When the horse and rider walk without any stress, the rider may then be given the reins and the pair goes out on the lunge circle. The rider should not have any mouth contact. The horse should walk and stop several times using the same commands as without a rider. With difficult horses, a third person should take the lunge whip from the handler – if the horse gets dangerous, the handler can stop the horse with two hands.

When the horse proves that he can remain calm at the walk over several rides, we start to trot. This is done very carefully. Ask the horse to trot as he has always done. The person with the whip helps a little but when the horse needs even more encouragement. When trotting the first time, use a slightly small circle than normal for control. When the horse relaxes, increase the circle size. After one or two circles in trot, return to the walk. The rider should do anything to put the horse in trot or walk. There should be no aids from the rider – just follow the movement while being light during the first rising trot.

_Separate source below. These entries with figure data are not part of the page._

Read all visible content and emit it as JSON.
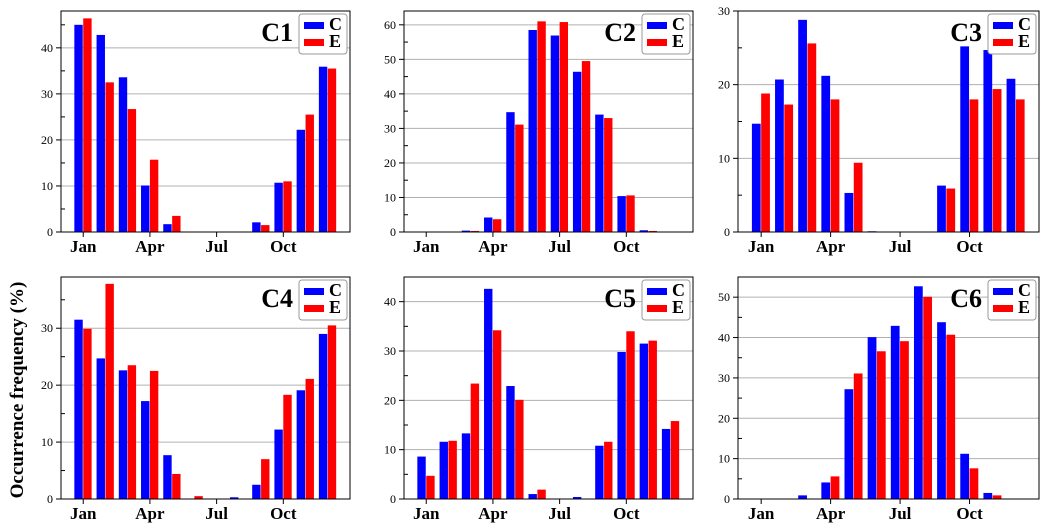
{
  "ylabel": "Occurrence frequency (%)",
  "colors": {
    "C": "#0000ff",
    "E": "#ff0000",
    "grid": "#b0b0b0"
  },
  "chart_data": [
    {
      "type": "bar",
      "title": "C1",
      "categories": [
        "Jan",
        "Feb",
        "Mar",
        "Apr",
        "May",
        "Jun",
        "Jul",
        "Aug",
        "Sep",
        "Oct",
        "Nov",
        "Dec"
      ],
      "xticklabels": [
        "Jan",
        "Apr",
        "Jul",
        "Oct"
      ],
      "ylim": [
        0,
        48
      ],
      "yticks": [
        0,
        10,
        20,
        30,
        40
      ],
      "legend_position": "top-right",
      "grid": "horizontal",
      "series": [
        {
          "name": "C",
          "values": [
            45,
            42.8,
            33.6,
            10.1,
            1.7,
            0,
            0,
            0,
            2.1,
            10.7,
            22.2,
            35.9
          ]
        },
        {
          "name": "E",
          "values": [
            46.4,
            32.5,
            26.7,
            15.7,
            3.5,
            0,
            0,
            0,
            1.5,
            11,
            25.5,
            35.5
          ]
        }
      ]
    },
    {
      "type": "bar",
      "title": "C2",
      "categories": [
        "Jan",
        "Feb",
        "Mar",
        "Apr",
        "May",
        "Jun",
        "Jul",
        "Aug",
        "Sep",
        "Oct",
        "Nov",
        "Dec"
      ],
      "xticklabels": [
        "Jan",
        "Apr",
        "Jul",
        "Oct"
      ],
      "ylim": [
        0,
        64
      ],
      "yticks": [
        0,
        10,
        20,
        30,
        40,
        50,
        60
      ],
      "legend_position": "top-right",
      "grid": "horizontal",
      "series": [
        {
          "name": "C",
          "values": [
            0,
            0.1,
            0.4,
            4.2,
            34.7,
            58.5,
            56.9,
            46.4,
            34,
            10.4,
            0.5,
            0
          ]
        },
        {
          "name": "E",
          "values": [
            0,
            0,
            0.3,
            3.7,
            31.1,
            61,
            60.8,
            49.5,
            33,
            10.6,
            0.3,
            0
          ]
        }
      ]
    },
    {
      "type": "bar",
      "title": "C3",
      "categories": [
        "Jan",
        "Feb",
        "Mar",
        "Apr",
        "May",
        "Jun",
        "Jul",
        "Aug",
        "Sep",
        "Oct",
        "Nov",
        "Dec"
      ],
      "xticklabels": [
        "Jan",
        "Apr",
        "Jul",
        "Oct"
      ],
      "ylim": [
        0,
        30
      ],
      "yticks": [
        0,
        10,
        20,
        30
      ],
      "legend_position": "top-right",
      "grid": "horizontal",
      "series": [
        {
          "name": "C",
          "values": [
            14.7,
            20.7,
            28.8,
            21.2,
            5.3,
            0.1,
            0,
            0,
            6.3,
            25.2,
            24.7,
            20.8
          ]
        },
        {
          "name": "E",
          "values": [
            18.8,
            17.3,
            25.6,
            18,
            9.4,
            0,
            0,
            0,
            5.9,
            18,
            19.4,
            18
          ]
        }
      ]
    },
    {
      "type": "bar",
      "title": "C4",
      "categories": [
        "Jan",
        "Feb",
        "Mar",
        "Apr",
        "May",
        "Jun",
        "Jul",
        "Aug",
        "Sep",
        "Oct",
        "Nov",
        "Dec"
      ],
      "xticklabels": [
        "Jan",
        "Apr",
        "Jul",
        "Oct"
      ],
      "ylim": [
        0,
        39
      ],
      "yticks": [
        0,
        10,
        20,
        30
      ],
      "legend_position": "top-right",
      "grid": "horizontal",
      "series": [
        {
          "name": "C",
          "values": [
            31.5,
            24.7,
            22.6,
            17.2,
            7.7,
            0,
            0,
            0.3,
            2.5,
            12.2,
            19.1,
            29
          ]
        },
        {
          "name": "E",
          "values": [
            29.9,
            37.8,
            23.5,
            22.5,
            4.4,
            0.5,
            0,
            0,
            7,
            18.3,
            21.1,
            30.5
          ]
        }
      ]
    },
    {
      "type": "bar",
      "title": "C5",
      "categories": [
        "Jan",
        "Feb",
        "Mar",
        "Apr",
        "May",
        "Jun",
        "Jul",
        "Aug",
        "Sep",
        "Oct",
        "Nov",
        "Dec"
      ],
      "xticklabels": [
        "Jan",
        "Apr",
        "Jul",
        "Oct"
      ],
      "ylim": [
        0,
        45
      ],
      "yticks": [
        0,
        10,
        20,
        30,
        40
      ],
      "legend_position": "top-right",
      "grid": "horizontal",
      "series": [
        {
          "name": "C",
          "values": [
            8.6,
            11.6,
            13.3,
            42.6,
            22.9,
            1,
            0,
            0.4,
            10.8,
            29.8,
            31.5,
            14.2
          ]
        },
        {
          "name": "E",
          "values": [
            4.7,
            11.8,
            23.4,
            34.2,
            20.1,
            1.9,
            0,
            0,
            11.6,
            34,
            32.1,
            15.8
          ]
        }
      ]
    },
    {
      "type": "bar",
      "title": "C6",
      "categories": [
        "Jan",
        "Feb",
        "Mar",
        "Apr",
        "May",
        "Jun",
        "Jul",
        "Aug",
        "Sep",
        "Oct",
        "Nov",
        "Dec"
      ],
      "xticklabels": [
        "Jan",
        "Apr",
        "Jul",
        "Oct"
      ],
      "ylim": [
        0,
        55
      ],
      "yticks": [
        0,
        10,
        20,
        30,
        40,
        50
      ],
      "legend_position": "top-right",
      "grid": "horizontal",
      "series": [
        {
          "name": "C",
          "values": [
            0,
            0,
            0.9,
            4.1,
            27.2,
            40.1,
            42.9,
            52.7,
            43.8,
            11.2,
            1.5,
            0
          ]
        },
        {
          "name": "E",
          "values": [
            0,
            0,
            0,
            5.6,
            31.1,
            36.6,
            39.1,
            50.1,
            40.7,
            7.6,
            0.9,
            0
          ]
        }
      ]
    }
  ]
}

Many horses can be afraid when the rider posts, so some horses need the rider to sit at first. The rider’s hands should stay in contact with the horse’s neck but should not move. She only has very light contact with the reins, never trying to influence the horse at this stage.

If the horse start to trot suddenly but puts their tail between their legs, they are fearful. It is very important for the rider to move forward with the horse while the handler slows and calms the horse.

Other horses may not want to trot with the rider on their back, so the handler may have to push them more with their voice and possibly whip from the ground. Both types of horses need a lot of transitions between walking and trotting to gain confidence.

After several days with the passive rider at the walk and trot, the canter can be introduced. Using voice commands and the whip only if necessary, ask the horse to go into a fast trot and then the horse will eventually “fall” into a canter. The rider should be light, with deep hands and follow the horse’s movement.

The handler should lunge the horse and rider in all three gaits until the horse is moving as relaxed as he does without the rider. The rider, at this time, should not be using any aids. This period is only to teach the horse that a rider is now on his back. Then and only then do we start the next step: teaching him the rider’s aids.